Darauf lacht sie wirr. Warum, ist mir nicht klar.
«Es war definitiv Faton Thaqis Handy», sage ich trotzig.
«Tut mir leid, Henning, aber ihr seid mal wieder komplett auf dem Holzweg. Faton liebt Lasse. Er war und ist für ihn wie ein großer Bruder. Das ist so was von verdreht, was hier läuft. Das ist doch alles nicht auszuhalten.»
Ich versuche Stefanie mit unbeholfenen Handgriffen an ihrem Oberarm zu beruhigen, was mir nicht wirklich gelingt.
«Weißt du, was diese Jungs alles durchmachen mussten? Erst die Kriegserlebnisse in ihrer Heimat und die Flucht, dann der Verlust der Eltern, die wieder in den Kosovo zurückgingen. Weißt du, was das für Jungs im Teenageralter bedeutet?»
Ich nicke stumm, ohne es wirklich zu wissen.
«Die haben fünf Jahre bei uns gelebt, auch nach Ende des Asyls. Gregor hatte gute Kontakte zum Jugendamt, sodass sie bei uns wohnen bleiben konnten. Sie haben ihre Schulabschlüsse gemacht, ihr Bestes gegeben. Doch es sind auch ganz normale Jungs gewesen. Faton wurde einmal beim Kiffen erwischt und dann später noch einmal beim Klauen eines Schnapsfläschchens im Einkaufsmarkt. Weißt du, was danach hier los war? Wie die Leute am Rad gedreht haben?
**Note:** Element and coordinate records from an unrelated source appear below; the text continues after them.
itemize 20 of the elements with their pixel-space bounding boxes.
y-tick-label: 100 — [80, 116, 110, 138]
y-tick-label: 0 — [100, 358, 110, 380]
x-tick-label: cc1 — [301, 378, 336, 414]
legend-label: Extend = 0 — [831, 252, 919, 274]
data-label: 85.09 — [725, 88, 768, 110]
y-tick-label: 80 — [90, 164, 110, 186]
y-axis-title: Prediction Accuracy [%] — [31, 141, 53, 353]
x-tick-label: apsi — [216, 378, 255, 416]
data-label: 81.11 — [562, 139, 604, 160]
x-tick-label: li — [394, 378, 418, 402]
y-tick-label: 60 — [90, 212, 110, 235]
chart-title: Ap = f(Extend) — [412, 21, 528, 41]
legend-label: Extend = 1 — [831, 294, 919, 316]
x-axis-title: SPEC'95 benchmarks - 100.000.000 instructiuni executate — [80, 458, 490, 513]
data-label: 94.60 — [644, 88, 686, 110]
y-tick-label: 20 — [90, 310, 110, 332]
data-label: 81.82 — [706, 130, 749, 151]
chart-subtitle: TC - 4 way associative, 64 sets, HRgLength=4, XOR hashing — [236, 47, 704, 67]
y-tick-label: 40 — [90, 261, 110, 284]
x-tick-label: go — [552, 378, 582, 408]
Anonyme Drohbriefe haben wir bekommen, die Zeitungen waren voll mit Leserbriefen. Die Jungs waren in Schotten nur so lange geduldet, wie sie sich wie Engel verhielten. Nun kamen sie alle aus ihren Löchern, all diese rechtschaffenen Bürger, die das Kirchenasyl von Beginn an kritisch beäugt hatten. Und ich sage dir, die Jungs haben das so toll weggesteckt. Mergim, der Ältere, hat sogar Abitur gemacht, und Faton hat direkt nach der Mittleren Reife eine Wohnung gefunden und einen Ausbildungsplatz bekommen. Er hat sich immer rührend um Lasse gekümmert. Bis heute halten die beiden Kontakt. Und ausgerechnet Faton soll das nun Lasse angetan haben? Vergiss es!»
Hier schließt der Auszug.